Date	Base	Upstream Commits	Notes
2026-03-23	d5917d37c54a (post-v2026.3.23)	929	Rebased cleanly. Tip commit (typing fix) now empty — upstream absorbed that change.
2026-03-13	330631a0eb39 (v2026.3.12)	-	Clean rebase. Upstream extracted resolveRequestClientIp to net.ts and added bootstrap tokens. No conflicts. Commits: 55d625971175, ddd1db37ffa0, f0cf25e4a891.
2026-03-08	eb0758e1722c (v2026.3.7)	-	Clean rebase, no conflicts. Upstream hardened gateway auth resolution across systemd/discord/node host, unified SecretRef credential readers, and added auth rate limiting — all complementary to this PR's shared-secret fallback. Commits: fbec3dcadecb, f8b31778c1ad, c448c932f6d5.
2026-02-27	Previous base	-	Rebased directly onto main after fix/trusted-proxy-device-pairing was absorbed upstream via connect-policy.ts refactoring.

[dashed]

Note on Windows CI failure: The checks-windows (node, test) failure is a pre-existing issue on main — not caused by this PR.

The test `passes manager-scoped XDG env to mcporter commands` in `src/memory/qmd-manager.test.ts` (introduced by #19617 / commit 3317b49) uses hardcoded Unix forward slashes in path assertions that fail on Windows.
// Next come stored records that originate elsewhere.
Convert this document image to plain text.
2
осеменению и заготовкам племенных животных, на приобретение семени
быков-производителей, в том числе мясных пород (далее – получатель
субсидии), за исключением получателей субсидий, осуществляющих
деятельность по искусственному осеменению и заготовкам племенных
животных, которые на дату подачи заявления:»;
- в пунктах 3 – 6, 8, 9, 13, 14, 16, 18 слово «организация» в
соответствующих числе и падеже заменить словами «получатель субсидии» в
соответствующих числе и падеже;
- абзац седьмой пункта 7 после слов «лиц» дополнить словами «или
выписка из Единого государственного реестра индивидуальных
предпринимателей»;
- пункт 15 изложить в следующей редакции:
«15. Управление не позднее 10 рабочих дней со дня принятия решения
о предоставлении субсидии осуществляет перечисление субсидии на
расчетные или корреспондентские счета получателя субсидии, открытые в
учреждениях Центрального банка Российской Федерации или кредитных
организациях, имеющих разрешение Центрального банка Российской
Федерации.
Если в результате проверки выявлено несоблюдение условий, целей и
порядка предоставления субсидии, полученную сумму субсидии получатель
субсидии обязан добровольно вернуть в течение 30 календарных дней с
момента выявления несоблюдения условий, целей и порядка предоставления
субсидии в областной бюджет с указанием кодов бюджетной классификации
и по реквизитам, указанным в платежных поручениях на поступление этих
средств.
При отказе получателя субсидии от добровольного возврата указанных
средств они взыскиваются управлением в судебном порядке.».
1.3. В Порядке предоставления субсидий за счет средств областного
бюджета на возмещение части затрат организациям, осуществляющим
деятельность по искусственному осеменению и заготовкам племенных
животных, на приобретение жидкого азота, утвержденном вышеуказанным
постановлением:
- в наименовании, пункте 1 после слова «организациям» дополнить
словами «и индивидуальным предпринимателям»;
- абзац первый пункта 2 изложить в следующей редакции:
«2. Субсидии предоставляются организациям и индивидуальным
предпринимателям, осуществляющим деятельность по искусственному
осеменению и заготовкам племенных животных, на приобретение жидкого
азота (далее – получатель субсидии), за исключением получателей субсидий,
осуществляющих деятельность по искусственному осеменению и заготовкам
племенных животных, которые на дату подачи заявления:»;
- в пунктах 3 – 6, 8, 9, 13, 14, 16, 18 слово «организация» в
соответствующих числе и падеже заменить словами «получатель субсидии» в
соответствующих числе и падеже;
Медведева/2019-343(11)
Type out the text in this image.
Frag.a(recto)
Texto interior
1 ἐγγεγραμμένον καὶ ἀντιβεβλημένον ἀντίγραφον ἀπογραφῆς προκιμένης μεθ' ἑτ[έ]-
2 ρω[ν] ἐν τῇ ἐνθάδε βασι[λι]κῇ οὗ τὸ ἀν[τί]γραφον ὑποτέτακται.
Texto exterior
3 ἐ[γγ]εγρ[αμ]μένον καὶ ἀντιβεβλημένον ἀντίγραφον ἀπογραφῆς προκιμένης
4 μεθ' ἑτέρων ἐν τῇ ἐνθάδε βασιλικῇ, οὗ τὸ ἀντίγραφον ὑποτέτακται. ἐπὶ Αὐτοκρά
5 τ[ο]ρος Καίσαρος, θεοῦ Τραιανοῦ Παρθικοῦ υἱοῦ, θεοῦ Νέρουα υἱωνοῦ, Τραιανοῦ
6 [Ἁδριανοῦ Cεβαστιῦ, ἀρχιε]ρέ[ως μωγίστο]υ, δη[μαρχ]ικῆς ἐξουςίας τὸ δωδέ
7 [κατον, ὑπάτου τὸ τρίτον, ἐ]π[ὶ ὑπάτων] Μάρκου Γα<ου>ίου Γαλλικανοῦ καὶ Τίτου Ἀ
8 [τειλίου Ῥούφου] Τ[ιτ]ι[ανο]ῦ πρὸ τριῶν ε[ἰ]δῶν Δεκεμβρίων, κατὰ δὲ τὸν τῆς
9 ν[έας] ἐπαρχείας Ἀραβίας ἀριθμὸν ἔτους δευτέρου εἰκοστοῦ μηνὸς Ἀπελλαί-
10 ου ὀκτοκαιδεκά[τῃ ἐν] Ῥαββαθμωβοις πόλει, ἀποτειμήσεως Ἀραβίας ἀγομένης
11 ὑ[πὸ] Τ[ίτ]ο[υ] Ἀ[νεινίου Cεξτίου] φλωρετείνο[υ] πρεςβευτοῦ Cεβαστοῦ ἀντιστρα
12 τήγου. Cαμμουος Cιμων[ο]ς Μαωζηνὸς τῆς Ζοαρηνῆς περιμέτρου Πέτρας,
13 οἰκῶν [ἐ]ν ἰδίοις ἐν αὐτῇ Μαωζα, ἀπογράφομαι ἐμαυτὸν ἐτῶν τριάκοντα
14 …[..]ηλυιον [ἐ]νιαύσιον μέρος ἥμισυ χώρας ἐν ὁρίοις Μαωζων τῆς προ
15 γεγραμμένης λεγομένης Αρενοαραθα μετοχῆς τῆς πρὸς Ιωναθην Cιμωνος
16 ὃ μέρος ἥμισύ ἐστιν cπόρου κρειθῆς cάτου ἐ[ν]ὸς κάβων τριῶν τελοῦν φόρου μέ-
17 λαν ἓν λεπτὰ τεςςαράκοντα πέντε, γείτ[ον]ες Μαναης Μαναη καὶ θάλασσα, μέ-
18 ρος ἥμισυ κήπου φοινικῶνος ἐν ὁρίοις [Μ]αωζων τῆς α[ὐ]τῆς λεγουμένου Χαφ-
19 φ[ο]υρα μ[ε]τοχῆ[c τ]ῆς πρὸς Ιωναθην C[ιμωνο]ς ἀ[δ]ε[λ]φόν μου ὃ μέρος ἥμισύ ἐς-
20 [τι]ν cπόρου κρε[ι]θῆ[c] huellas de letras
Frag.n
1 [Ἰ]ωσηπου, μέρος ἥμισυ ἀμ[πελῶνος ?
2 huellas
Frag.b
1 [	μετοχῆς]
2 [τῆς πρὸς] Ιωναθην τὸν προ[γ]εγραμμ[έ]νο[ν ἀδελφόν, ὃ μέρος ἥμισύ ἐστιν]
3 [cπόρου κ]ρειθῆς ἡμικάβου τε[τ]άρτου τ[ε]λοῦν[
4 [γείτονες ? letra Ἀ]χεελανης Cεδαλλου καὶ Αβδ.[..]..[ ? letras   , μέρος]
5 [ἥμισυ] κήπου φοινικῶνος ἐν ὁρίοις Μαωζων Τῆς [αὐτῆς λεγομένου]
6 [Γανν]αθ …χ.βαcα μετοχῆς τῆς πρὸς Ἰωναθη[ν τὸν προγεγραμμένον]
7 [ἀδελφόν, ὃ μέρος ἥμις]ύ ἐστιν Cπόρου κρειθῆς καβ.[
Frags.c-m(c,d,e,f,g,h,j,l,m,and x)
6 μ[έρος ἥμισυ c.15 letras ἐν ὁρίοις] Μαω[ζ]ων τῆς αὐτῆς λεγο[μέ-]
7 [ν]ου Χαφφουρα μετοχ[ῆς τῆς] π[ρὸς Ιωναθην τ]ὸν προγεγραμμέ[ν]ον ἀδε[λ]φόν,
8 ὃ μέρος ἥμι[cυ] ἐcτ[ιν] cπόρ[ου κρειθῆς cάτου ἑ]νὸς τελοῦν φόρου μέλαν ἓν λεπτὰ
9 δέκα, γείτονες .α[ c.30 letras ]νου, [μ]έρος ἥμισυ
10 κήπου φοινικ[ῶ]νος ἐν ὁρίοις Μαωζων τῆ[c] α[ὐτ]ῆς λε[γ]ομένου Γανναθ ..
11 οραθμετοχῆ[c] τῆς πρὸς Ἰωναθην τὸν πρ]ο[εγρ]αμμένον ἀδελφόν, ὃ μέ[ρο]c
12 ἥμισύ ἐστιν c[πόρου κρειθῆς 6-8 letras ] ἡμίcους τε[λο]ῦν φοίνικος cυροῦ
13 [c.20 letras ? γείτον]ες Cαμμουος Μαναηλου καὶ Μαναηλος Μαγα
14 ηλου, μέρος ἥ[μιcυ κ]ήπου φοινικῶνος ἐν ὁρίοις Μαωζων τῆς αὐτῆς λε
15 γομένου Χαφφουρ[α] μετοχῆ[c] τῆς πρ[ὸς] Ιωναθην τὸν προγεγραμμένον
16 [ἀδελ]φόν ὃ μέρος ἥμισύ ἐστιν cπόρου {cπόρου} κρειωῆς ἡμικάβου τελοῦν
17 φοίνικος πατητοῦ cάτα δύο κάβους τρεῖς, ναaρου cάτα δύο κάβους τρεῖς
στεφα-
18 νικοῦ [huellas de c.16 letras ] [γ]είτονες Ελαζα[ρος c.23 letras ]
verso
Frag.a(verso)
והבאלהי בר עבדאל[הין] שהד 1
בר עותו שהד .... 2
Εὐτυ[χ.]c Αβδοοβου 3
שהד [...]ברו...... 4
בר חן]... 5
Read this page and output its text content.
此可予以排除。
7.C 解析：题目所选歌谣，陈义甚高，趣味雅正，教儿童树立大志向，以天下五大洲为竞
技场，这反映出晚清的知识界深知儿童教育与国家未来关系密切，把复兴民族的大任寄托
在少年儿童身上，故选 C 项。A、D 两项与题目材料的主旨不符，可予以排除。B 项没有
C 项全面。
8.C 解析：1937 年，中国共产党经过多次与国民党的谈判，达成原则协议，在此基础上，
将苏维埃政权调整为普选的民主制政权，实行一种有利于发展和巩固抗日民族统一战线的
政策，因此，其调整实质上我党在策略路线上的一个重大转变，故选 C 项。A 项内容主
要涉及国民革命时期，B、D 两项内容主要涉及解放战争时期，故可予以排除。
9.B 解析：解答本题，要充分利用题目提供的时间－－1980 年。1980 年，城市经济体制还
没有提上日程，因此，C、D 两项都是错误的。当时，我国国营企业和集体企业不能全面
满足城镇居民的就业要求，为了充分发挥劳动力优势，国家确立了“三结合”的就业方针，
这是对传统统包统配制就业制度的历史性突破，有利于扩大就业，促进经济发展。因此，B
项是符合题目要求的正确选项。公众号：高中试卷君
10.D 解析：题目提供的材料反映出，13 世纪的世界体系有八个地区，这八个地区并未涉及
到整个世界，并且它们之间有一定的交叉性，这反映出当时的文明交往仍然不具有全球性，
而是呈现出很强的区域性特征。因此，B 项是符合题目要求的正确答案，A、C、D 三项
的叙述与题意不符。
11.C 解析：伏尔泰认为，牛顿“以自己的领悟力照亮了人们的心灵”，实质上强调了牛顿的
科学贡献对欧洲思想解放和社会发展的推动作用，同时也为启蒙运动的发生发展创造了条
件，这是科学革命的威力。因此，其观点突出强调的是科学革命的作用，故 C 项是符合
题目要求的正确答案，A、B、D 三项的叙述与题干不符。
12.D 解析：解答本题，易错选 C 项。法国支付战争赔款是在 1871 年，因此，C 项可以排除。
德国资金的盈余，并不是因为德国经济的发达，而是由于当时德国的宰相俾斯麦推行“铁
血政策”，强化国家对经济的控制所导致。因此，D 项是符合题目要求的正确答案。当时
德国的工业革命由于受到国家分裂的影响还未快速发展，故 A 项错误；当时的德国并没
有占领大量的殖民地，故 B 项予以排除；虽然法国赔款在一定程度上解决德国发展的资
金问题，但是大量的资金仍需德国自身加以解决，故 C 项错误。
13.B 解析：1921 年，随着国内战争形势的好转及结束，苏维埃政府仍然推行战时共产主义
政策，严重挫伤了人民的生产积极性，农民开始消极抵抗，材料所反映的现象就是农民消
Main's own CI run 22268115588 shows the same failure.

Fix PR: #23128

[lzu-zhanghr]

hello, @dashed Would you mind following up on this PR to get it landed?

[openclaw-barnacle]

This pull request has been automatically marked as stale due to inactivity.
Please add updates or it will be closed.

[vincentkoc]

Closing this in favor of #54536.

The root cause and touched surface are the same: trusted-proxy local/internal callers need a shared-secret fallback instead of hard failure when proxy identity headers are absent.

#54536 is now the active maintainer path because it carries the safer follow-up hardening and test coverage that landed during review:

• local fallback requires token auth instead of bypassing auth
• loopback requests do not get trusted-proxy identity-header auth
• runtime validation is aligned with the new loopback model

Credit preserved here: this PR framed the shared-secret fallback bug clearly and drove the canonical bug path for #17761.